L'informazione online è fatta da persone. Persone che decidono e persone che eseguono. Le decisioni vengono prese, sciaguratamente, seguendo i trend del momento, ossia gli hashtag più forti. In questo senso, quando è arrivato nelle varie redazioni lo screen della recensione negativa al ristorante di Pedretti per via di #omofobia #abilismo e mancata #inclusione, tutti si sono, immaginiamo, sfregati le mani pregustando il picco di views e cuoricioni social in arrivo. E come mai nessuno ha verificato? Perché i pezzi "veloci", quelli che riportano notiziole che notizie a tutti gli effetti non sono, in genere vengono scritti da sciagurati che non possono dire "sì" o "no", ma solo mandare online. Nel più breve tempo possibile per bruciare gli altri e portare il sito, per primo, a scalare l'Everest dei click. Pagati a sputi (c'è gente, tanta gente, che prende per esempio un centesimo a parola e altri che non percepiscono alcunché in quanto stagisti), non devono pensare, devono pubblicare. Fast & Furious. Magari un minimo di quindici "pezzi" entro le 13, altrimenti salta la prestigiosa collaborazione. 

Selvaggia Lucarelli e Lorenzo Biagiarelli, nel caso Pedretti, non ce l'avevano certo con la ristoratrice, ma con l'approssimazione del giornalismo online che aveva trasformato una forse bufala in notizia d'apertura di interesse nazionale. E fin qui, tutto giusto. Il ristorante in questione, nel lodigiano, aveva 13 coperti. Non proprio il Billionaire. C'erano, di certo, cose più rilevanti di cui occuparsi in quei giorni. Prendersela con gli scrivani del web "che non verificano le fonti", però, non ha granché senso: a voler davvero cambiare qualche necessaria virgola nel modo in cui si fa informazione oggi, bisognerebbe andare alla radice del problema ossia prendere di mira lo sfruttamento di molti, moltissimi, le linee editoriali che inseguono trend farlocchi portando alla sciagurata pubblicazione di foto e dichiarazioni della tizia di turno che molla tutto e va a fare i milioni su OnlyFans.
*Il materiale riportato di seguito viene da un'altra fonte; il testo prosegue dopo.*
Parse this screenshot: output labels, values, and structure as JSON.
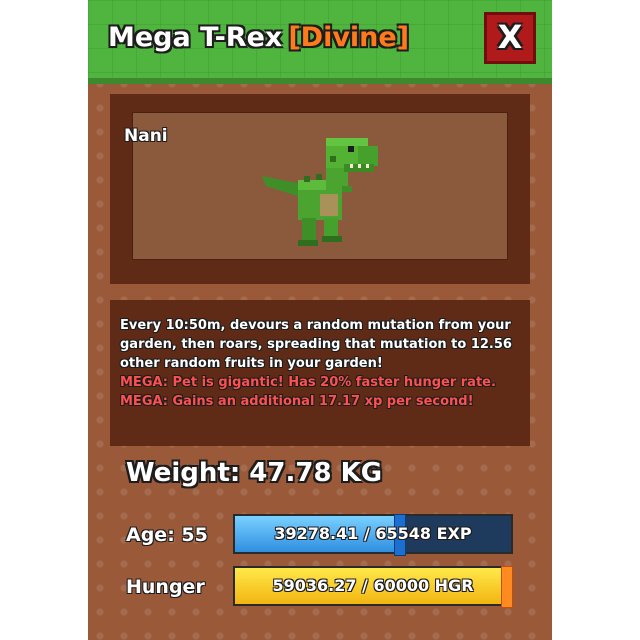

Oppure della marmotta californiana che è diventata tenerissima mascotte del corpo dei pompieri, della Tiktoker che racconta un primo appuntamento da incubo perché lui si è riufiutato di pagare il conto, della mamma inglese preoccupata perché la figlia dei vicini tiene i pidocchi in capa. E chissenefrega? 

Il giornalismo, se così si può chiamare, dopo la morte di Giovanna Pedretti, è rimasto tale e preciso. Pubblica qualunque boiata, agogando like e views. Non è cambiato nulla nelle linee editoriali che, infatti, continuano a dare spazio e rilevanza a fattarelli a volte divertenti, ma privi di qualunque notiziabilità (avete letto, per esempio, tutti quei titoloni su Angelina Mango che ha tagliato "8 secondi" de "La Noia" per andare all'Eurovision? Pazzesco). Non mancando, ovviamente, di fornire nomi e cognomi dei protagonisti della vicenda narrata. Dal macellaio fascio al disperato che si tiene il cadavere di mamma in casa da mesi perché ha 4 euro sul conto e tuttora vive con la pensione materna. Vogliamo capire che questa diffusione di generalità, su larghissima scala, può essere ed è pericolosa? No. Nemmeno dopo che c'è scappato il morto. Perché chi può cambiare davvero le cose resta convinto che sia lì, su quelle non notizie, meglio se raccon che i "lettori" (di titoli) clicchino con maggior fervore. "Lettori" di titoli che sono passati da leoni da tastiera a debunker improvvisati. Debunkano ogni cosa, pure le recensioni o gli editoriali d'opinione perché oggi perfino "fake news" è sciaguratamente diventato trend. Non era questo il punto. Ma va bene lo stesso. Va bene lo stesso?